Furthermore, in Q2 2023, 58% (~130 million) of the nearly 230 million malicious emails VIPRE detected utilized nefarious content. Likewise, 42% (~95.7 million) of these emails involved malicious links, and, most interestingly, VIPRE detected 90,000 of the 5 million malicious attachments with behavioral-driven monitoring.
Malicious content likely tops the Q2 2023 list because, with security awareness programs becoming increasingly more common, users are less likely to open suspicious links or attachments. Cybercriminals use malicious content to trick victims into performing an action, such as approving or submitting a payment – significantly more challenging to detect.
The efficacy of malicious content also explains why so many scam emails (48%) in Q2 were BEC scams, as they typically favor content over links or attachments.
According to the report, the top email threat attack targets shifted significantly from Q1 to Q2 2023, with financial institutions falling dramatically from 25% in the first quarter to only 9% in quarter two. This decline is likely the result of financial institutions continuing to invest resources into preventing these attacks, which means a lower success rate by cybercriminals.
QR codes as key phishing attack vector
During the assessment, VIPRE also discovered that many phishing emails utilized QR codes as a primary attack method, which diverted users to a phishing page.

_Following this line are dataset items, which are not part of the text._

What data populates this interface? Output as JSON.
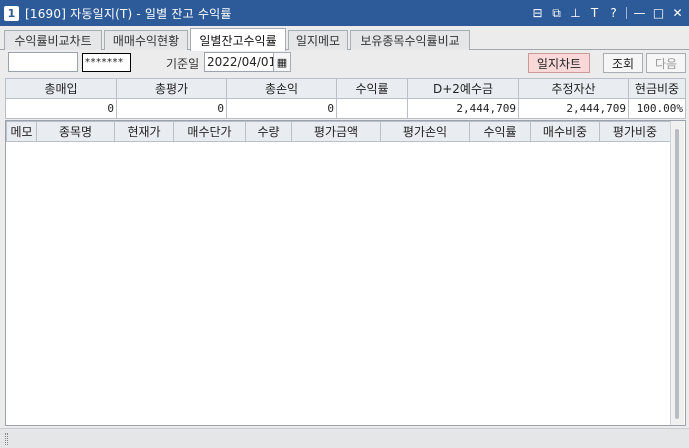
{
  "window": {
    "number": "1",
    "title": "[1690] 자동일지(T) - 일별 잔고 수익률"
  },
  "title_icons": [
    "window-layout-icon",
    "link-icon",
    "pin-icon",
    "font-size-icon",
    "help-icon",
    "minimize-icon",
    "maximize-icon",
    "close-icon"
  ],
  "title_icon_glyphs": {
    "layout": "⊟",
    "link": "⧉",
    "pin": "⊥",
    "font": "T",
    "help": "?",
    "minimize": "—",
    "maximize": "□",
    "close": "✕"
  },
  "tabs": [
    {
      "label": "수익률비교차트"
    },
    {
      "label": "매매수익현황"
    },
    {
      "label": "일별잔고수익률"
    },
    {
      "label": "일지메모"
    },
    {
      "label": "보유종목수익률비교"
    }
  ],
  "active_tab": 2,
  "toolbar": {
    "account_value": "",
    "password_value": "*******",
    "date_label": "기준일",
    "date_value": "2022/04/01",
    "calendar_glyph": "▦",
    "chart_button": "일지차트",
    "query_button": "조회",
    "next_button": "다음"
  },
  "summary": {
    "headers": [
      "총매입",
      "총평가",
      "총손익",
      "수익률",
      "D+2예수금",
      "추정자산",
      "현금비중"
    ],
    "values": [
      "0",
      "0",
      "0",
      "",
      "2,444,709",
      "2,444,709",
      "100.00%"
    ]
  },
  "grid": {
    "headers": [
      "메모",
      "종목명",
      "현재가",
      "매수단가",
      "수량",
      "평가금액",
      "평가손익",
      "수익률",
      "매수비중",
      "평가비중"
    ]
  },
  "colors": {
    "titlebar": "#2D5B9A",
    "chart_button_bg": "#F8D8D8",
    "header_bg": "#E9ECF0"
  }
}
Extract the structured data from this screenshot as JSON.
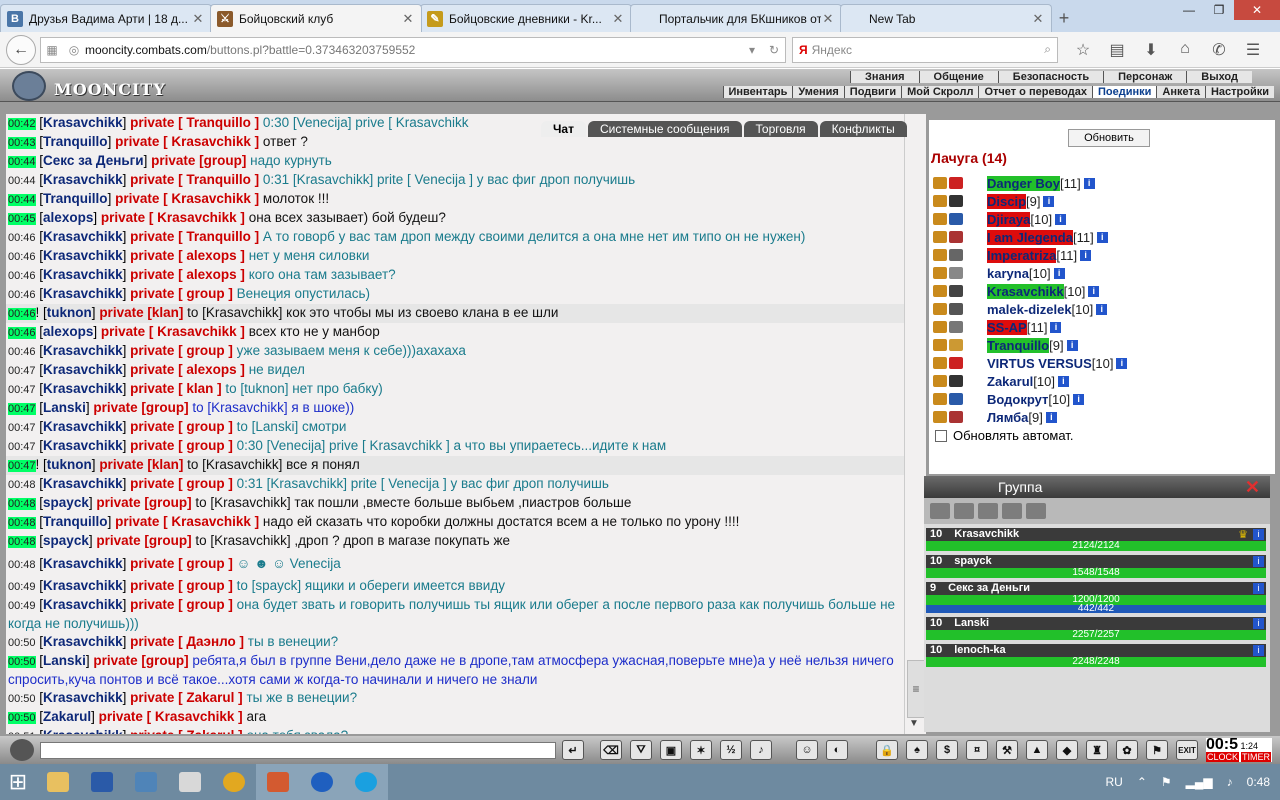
{
  "browser": {
    "tabs": [
      {
        "title": "Друзья Вадима Арти | 18 д...",
        "icon": "vk-icon",
        "fav": "В",
        "color": "#4a76a8",
        "active": false
      },
      {
        "title": "Бойцовский клуб",
        "icon": "swords-icon",
        "fav": "⚔",
        "color": "#8b5a2b",
        "active": true
      },
      {
        "title": "Бойцовские дневники - Kr...",
        "icon": "diary-icon",
        "fav": "✎",
        "color": "#c59b1c",
        "active": false
      },
      {
        "title": "Портальчик для БКшников от...",
        "icon": "portal-icon",
        "fav": "",
        "color": "#dce7f3",
        "active": false
      },
      {
        "title": "New Tab",
        "icon": "newtab-icon",
        "fav": "",
        "color": "#dce7f3",
        "active": false
      }
    ],
    "url_host": "mooncity.combats.com",
    "url_path": "/buttons.pl?battle=0.373463203759552",
    "search_placeholder": "Яндекс",
    "search_brand": "Я"
  },
  "game": {
    "logo": "MOONCITY",
    "menu_top": [
      "Знания",
      "Общение",
      "Безопасность",
      "Персонаж",
      "Выход"
    ],
    "menu_bottom": [
      "Инвентарь",
      "Умения",
      "Подвиги",
      "Мой Скролл",
      "Отчет о переводах",
      "Поединки",
      "Анкета",
      "Настройки"
    ],
    "menu_active": "Поединки"
  },
  "chat": {
    "tabs": [
      "Чат",
      "Системные сообщения",
      "Торговля",
      "Конфликты"
    ],
    "messages": [
      {
        "t": "00:42",
        "g": true,
        "n": "Krasavchikk",
        "p": "private [ Tranquillo ]",
        "x": "0:30 [Venecija] prive [ Krasavchikk"
      },
      {
        "t": "00:43",
        "g": true,
        "n": "Tranquillo",
        "p": "private [ Krasavchikk ]",
        "x": "ответ ?",
        "dark": true
      },
      {
        "t": "00:44",
        "g": true,
        "n": "Секс за Деньги",
        "p": "private [group]",
        "x": "надо курнуть"
      },
      {
        "t": "00:44",
        "g": false,
        "n": "Krasavchikk",
        "p": "private [ Tranquillo ]",
        "x": "0:31 [Krasavchikk] prite [ Venecija ] у вас фиг дроп получишь"
      },
      {
        "t": "00:44",
        "g": true,
        "n": "Tranquillo",
        "p": "private [ Krasavchikk ]",
        "x": "молоток !!!",
        "dark": true
      },
      {
        "t": "00:45",
        "g": true,
        "n": "alexops",
        "p": "private [ Krasavchikk ]",
        "x": "она всех зазывает) бой будеш?",
        "dark": true
      },
      {
        "t": "00:46",
        "g": false,
        "n": "Krasavchikk",
        "p": "private [ Tranquillo ]",
        "x": "А то говорб у вас там дроп между своими делится а она мне нет им типо он не нужен)",
        "wrap": true
      },
      {
        "t": "00:46",
        "g": false,
        "n": "Krasavchikk",
        "p": "private [ alexops ]",
        "x": "нет у меня силовки"
      },
      {
        "t": "00:46",
        "g": false,
        "n": "Krasavchikk",
        "p": "private [ alexops ]",
        "x": "кого она там зазывает?"
      },
      {
        "t": "00:46",
        "g": false,
        "n": "Krasavchikk",
        "p": "private [ group ]",
        "x": "Венеция опустилась)"
      },
      {
        "t": "00:46",
        "g": true,
        "n": "tuknon",
        "p": "private [klan]",
        "x": "to [Krasavchikk] кок это чтобы мы из своево клана в ее шли",
        "dark": true,
        "hl": true,
        "bang": true
      },
      {
        "t": "00:46",
        "g": true,
        "n": "alexops",
        "p": "private [ Krasavchikk ]",
        "x": "всех кто не у манбор",
        "dark": true
      },
      {
        "t": "00:46",
        "g": false,
        "n": "Krasavchikk",
        "p": "private [ group ]",
        "x": "уже зазываем меня к себе)))ахахаха"
      },
      {
        "t": "00:47",
        "g": false,
        "n": "Krasavchikk",
        "p": "private [ alexops ]",
        "x": "не видел"
      },
      {
        "t": "00:47",
        "g": false,
        "n": "Krasavchikk",
        "p": "private [ klan ]",
        "x": "to [tuknon] нет про бабку)"
      },
      {
        "t": "00:47",
        "g": true,
        "n": "Lanski",
        "p": "private [group]",
        "x": "to [Krasavchikk] я в шоке))",
        "blue": true
      },
      {
        "t": "00:47",
        "g": false,
        "n": "Krasavchikk",
        "p": "private [ group ]",
        "x": "to [Lanski] смотри"
      },
      {
        "t": "00:47",
        "g": false,
        "n": "Krasavchikk",
        "p": "private [ group ]",
        "x": "0:30 [Venecija] prive [ Krasavchikk ] а что вы упираетесь...идите к нам"
      },
      {
        "t": "00:47",
        "g": true,
        "n": "tuknon",
        "p": "private [klan]",
        "x": "to [Krasavchikk] все я понял",
        "dark": true,
        "hl": true,
        "bang": true
      },
      {
        "t": "00:48",
        "g": false,
        "n": "Krasavchikk",
        "p": "private [ group ]",
        "x": "0:31 [Krasavchikk] prite [ Venecija ] у вас фиг дроп получишь"
      },
      {
        "t": "00:48",
        "g": true,
        "n": "spayck",
        "p": "private [group]",
        "x": "to [Krasavchikk] так пошли ,вместе больше выбьем ,пиастров больше",
        "dark": true
      },
      {
        "t": "00:48",
        "g": true,
        "n": "Tranquillo",
        "p": "private [ Krasavchikk ]",
        "x": "надо ей сказать что коробки должны достатся всем а не только по урону !!!!",
        "dark": true
      },
      {
        "t": "00:48",
        "g": true,
        "n": "spayck",
        "p": "private [group]",
        "x": "to [Krasavchikk] ,дроп ? дроп в магазе покупать же",
        "dark": true
      },
      {
        "t": "00:48",
        "g": false,
        "n": "Krasavchikk",
        "p": "private [ group ]",
        "x": "☺ ☻ ☺   Venecija",
        "tall": true
      },
      {
        "t": "00:49",
        "g": false,
        "n": "Krasavchikk",
        "p": "private [ group ]",
        "x": "to [spayck] ящики и обереги имеется ввиду"
      },
      {
        "t": "00:49",
        "g": false,
        "n": "Krasavchikk",
        "p": "private [ group ]",
        "x": "она будет звать и говорить получишь ты ящик или оберег а после первого раза как получишь больше не когда не получишь)))",
        "wrap": true
      },
      {
        "t": "00:50",
        "g": false,
        "n": "Krasavchikk",
        "p": "private [ Даэнло ]",
        "x": "ты в венеции?"
      },
      {
        "t": "00:50",
        "g": true,
        "n": "Lanski",
        "p": "private [group]",
        "x": "ребята,я был в группе Вени,дело даже не в дропе,там атмосфера ужасная,поверьте мне)а у неё нельзя ничего спросить,куча понтов и всё такое...хотя сами ж когда-то начинали и ничего не знали",
        "wrap": true,
        "blue": true
      },
      {
        "t": "00:50",
        "g": false,
        "n": "Krasavchikk",
        "p": "private [ Zakarul ]",
        "x": "ты же в венеции?"
      },
      {
        "t": "00:50",
        "g": true,
        "n": "Zakarul",
        "p": "private [ Krasavchikk ]",
        "x": "ага",
        "dark": true
      },
      {
        "t": "00:51",
        "g": false,
        "n": "Krasavchikk",
        "p": "private [ Zakarul ]",
        "x": "она тебя звала?"
      }
    ]
  },
  "location": {
    "refresh_label": "Обновить",
    "title": "Лачуга (14)",
    "auto_label": "Обновлять автомат.",
    "players": [
      {
        "name": "Danger Boy",
        "lvl": "[11]",
        "hl": "green"
      },
      {
        "name": "Discip",
        "lvl": "[9]",
        "hl": "red"
      },
      {
        "name": "Djiraya",
        "lvl": "[10]",
        "hl": "red"
      },
      {
        "name": "I am Jlegenda",
        "lvl": "[11]",
        "hl": "red"
      },
      {
        "name": "Imperatriza",
        "lvl": "[11]",
        "hl": "red"
      },
      {
        "name": "karyna",
        "lvl": "[10]",
        "hl": ""
      },
      {
        "name": "Krasavchikk",
        "lvl": "[10]",
        "hl": "green"
      },
      {
        "name": "malek-dizelek",
        "lvl": "[10]",
        "hl": ""
      },
      {
        "name": "SS-AP",
        "lvl": "[11]",
        "hl": "red"
      },
      {
        "name": "Tranquillo",
        "lvl": "[9]",
        "hl": "green"
      },
      {
        "name": "VIRTUS VERSUS",
        "lvl": "[10]",
        "hl": ""
      },
      {
        "name": "Zakarul",
        "lvl": "[10]",
        "hl": ""
      },
      {
        "name": "Водокрут",
        "lvl": "[10]",
        "hl": ""
      },
      {
        "name": "Лямба",
        "lvl": "[9]",
        "hl": ""
      }
    ]
  },
  "group": {
    "title": "Группа",
    "members": [
      {
        "lvl": "10",
        "name": "Krasavchikk",
        "hp": "2124/2124",
        "leader": true
      },
      {
        "lvl": "10",
        "name": "spayck",
        "hp": "1548/1548"
      },
      {
        "lvl": "9",
        "name": "Секс за Деньги",
        "hp": "1200/1200",
        "mp": "442/442"
      },
      {
        "lvl": "10",
        "name": "Lanski",
        "hp": "2257/2257"
      },
      {
        "lvl": "10",
        "name": "lenoch-ka",
        "hp": "2248/2248"
      }
    ]
  },
  "clock": {
    "time": "00:5",
    "sub": "1:24",
    "labels": [
      "CLOCK",
      "TIMER"
    ],
    "exit": "EXIT"
  },
  "taskbar": {
    "lang": "RU",
    "time": "0:48"
  },
  "colors": {
    "time_green": "#00ff66",
    "name_blue": "#0d2878",
    "private_red": "#cc0000",
    "text_teal": "#1a7b8c",
    "hl_green": "#22c02a",
    "hl_red": "#dd0c0c"
  }
}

The increased use of QR codes suggests that users are increasingly aware of traditional email-based attack techniques, such as malicious links or attachments, forcing threat actors to switch to more unconventional methods.
While most (67%) spam emails originate in the US, cybercriminals obfuscate their location of origin to avoid detection.
“Precious few vendors possess the experience, expertise, and resources to analyze the email threat landscape properly,” said Usman Choudhary, chief product and technology officer at VIPRE. “Based on the billions of data points available to us across a large and diverse set of our customers’ business environments, we’re able to utilize more than two decades of data and experience to deliver accurate and actionable email threat research.”